Need a related tab be edited in with the acl in Servicenow

Feroz1 · 6 hours ago

Hi Team,

on the incident form I have a tab called xyz that should he edited only when state is resolved only. In the instance I could find a acl write acl incident.* and state is not one of closed or resolved condition that is restricting to it so I have written another write acl on incident.particular field so after that also it is not reaching my requirement can any one help me?

GlideFather · 6 hours ago

Hi @Feroz1,

please share that ACL that you created

_____
100 % GlideFather experience and 0 % generative AI

Feroz1 · 5 hours ago

Incident. In the related tab is click one filed only populated based on clicking the option in that I have given the backend of field “business cuz’ condition state is resolved role utility.

GlideFather · 5 hours ago

Please share that ACL record that you created if possible, to review it @Feroz1

_____
100 % GlideFather experience and 0 % generative AI

Naveen20 · 6 hours ago

The existing wildcard ACL incident.* (write) with the condition "state is not one of closed or resolved" is evaluated for every field on the incident form. When the state is anything other than Resolved or Closed, this ACL grants write access. When the state is Resolved or Closed, this ACL denies write access to all fields — including your "xyz" tab fields.

The key thing to understand is how ServiceNow evaluates ACLs: when you create a more specific field-level ACL like incident.your_field (write), both the wildcard incident.* and the field-level incident.your_field ACL are evaluated, and all matching ACLs must return true for access to be granted. It's an AND logic, not an override.

So even though your field-level ACL might say "allow when state is Resolved," the wildcard incident.* ACL is still saying "deny when state is Resolved" — and since both must pass, access is denied.

How to fix this:

You have a couple of options:

Modify the wildcard ACL condition — Update the incident.* write ACL's condition or script to exclude your specific fields from its restriction.
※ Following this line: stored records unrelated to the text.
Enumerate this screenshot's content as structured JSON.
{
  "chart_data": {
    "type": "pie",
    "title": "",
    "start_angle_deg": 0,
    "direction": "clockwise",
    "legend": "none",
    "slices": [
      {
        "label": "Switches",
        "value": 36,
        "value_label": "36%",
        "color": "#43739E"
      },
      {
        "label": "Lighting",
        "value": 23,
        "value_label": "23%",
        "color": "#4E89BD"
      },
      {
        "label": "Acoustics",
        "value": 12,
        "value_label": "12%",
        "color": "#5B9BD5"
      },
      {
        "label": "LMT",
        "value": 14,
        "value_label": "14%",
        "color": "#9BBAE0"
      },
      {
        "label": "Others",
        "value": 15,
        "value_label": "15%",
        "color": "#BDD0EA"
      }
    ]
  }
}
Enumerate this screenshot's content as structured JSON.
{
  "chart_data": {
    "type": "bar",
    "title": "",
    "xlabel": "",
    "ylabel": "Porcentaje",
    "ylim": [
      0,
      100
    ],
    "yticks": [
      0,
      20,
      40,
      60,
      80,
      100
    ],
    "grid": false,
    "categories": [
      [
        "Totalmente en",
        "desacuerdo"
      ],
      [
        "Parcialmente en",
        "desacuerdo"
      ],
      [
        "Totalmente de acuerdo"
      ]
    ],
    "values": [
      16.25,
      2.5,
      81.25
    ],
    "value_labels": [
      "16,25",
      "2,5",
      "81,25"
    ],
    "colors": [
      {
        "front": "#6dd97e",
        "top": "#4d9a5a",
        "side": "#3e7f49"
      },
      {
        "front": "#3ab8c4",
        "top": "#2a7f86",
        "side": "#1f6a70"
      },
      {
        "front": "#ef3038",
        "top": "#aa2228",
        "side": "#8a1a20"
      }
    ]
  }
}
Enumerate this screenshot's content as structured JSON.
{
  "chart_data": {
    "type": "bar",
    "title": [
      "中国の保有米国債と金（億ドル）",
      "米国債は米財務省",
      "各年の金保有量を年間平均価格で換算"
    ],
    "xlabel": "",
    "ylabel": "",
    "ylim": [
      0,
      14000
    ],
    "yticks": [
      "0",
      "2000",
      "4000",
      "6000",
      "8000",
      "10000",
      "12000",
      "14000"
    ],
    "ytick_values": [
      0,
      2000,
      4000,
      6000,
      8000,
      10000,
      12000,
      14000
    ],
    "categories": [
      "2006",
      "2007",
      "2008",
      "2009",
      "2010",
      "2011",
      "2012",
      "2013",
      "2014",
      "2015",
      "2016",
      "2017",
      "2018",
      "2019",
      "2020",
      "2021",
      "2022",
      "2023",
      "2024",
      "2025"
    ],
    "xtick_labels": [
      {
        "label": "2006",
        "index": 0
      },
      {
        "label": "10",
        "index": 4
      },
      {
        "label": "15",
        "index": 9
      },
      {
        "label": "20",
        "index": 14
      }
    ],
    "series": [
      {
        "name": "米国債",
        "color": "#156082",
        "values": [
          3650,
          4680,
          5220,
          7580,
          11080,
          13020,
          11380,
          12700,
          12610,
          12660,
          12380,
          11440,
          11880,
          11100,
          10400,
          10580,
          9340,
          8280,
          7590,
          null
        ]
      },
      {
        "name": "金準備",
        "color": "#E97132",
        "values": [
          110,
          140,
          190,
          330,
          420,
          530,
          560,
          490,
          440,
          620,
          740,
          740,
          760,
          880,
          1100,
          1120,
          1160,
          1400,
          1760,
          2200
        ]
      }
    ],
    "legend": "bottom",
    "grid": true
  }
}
In the script, you can add something like:

// In the incident.* write ACL script
var excludeFields = ['your_field_1', 'your_field_2'];
if (excludeFields.indexOf(current.getTableName() + '.' + current.getED().getName()) >= 0) {
    answer = true;
} else {
    answer = current.state != 6 && current.state != 7;
    // 6 = Resolved, 7 = Closed (check your instance values)
}

Use a UI Policy instead — Rather than fighting ACL logic, create a UI Policy on the Incident table that makes the xyz tab fields read-only when the state is not Resolved, and editable when it is Resolved. UI Policies control form-level behavior and are often simpler for this kind of requirement. Just remember that UI Policies are client-side only, so if you need server-side enforcement too, you'd still need the ACL approach.
Use gs.hasRole() or a condition in the wildcard ACL script — If you can't modify the OOTB ACL directly (best practice is to avoid modifying OOTB ACLs), create a before business rule that sets the fields to read-only using current.your_field.setReadOnly(true) based on state, and adjust your ACL strategy accordingly.

Recommended approach:

The cleanest solution is usually a combination: keep the existing incident.* ACL as-is, and use a UI Policy to handle the editability of your xyz tab fields based on state. If you need server-side protection as well, add a before business rule that aborts changes to those fields when the state isn't Resolved.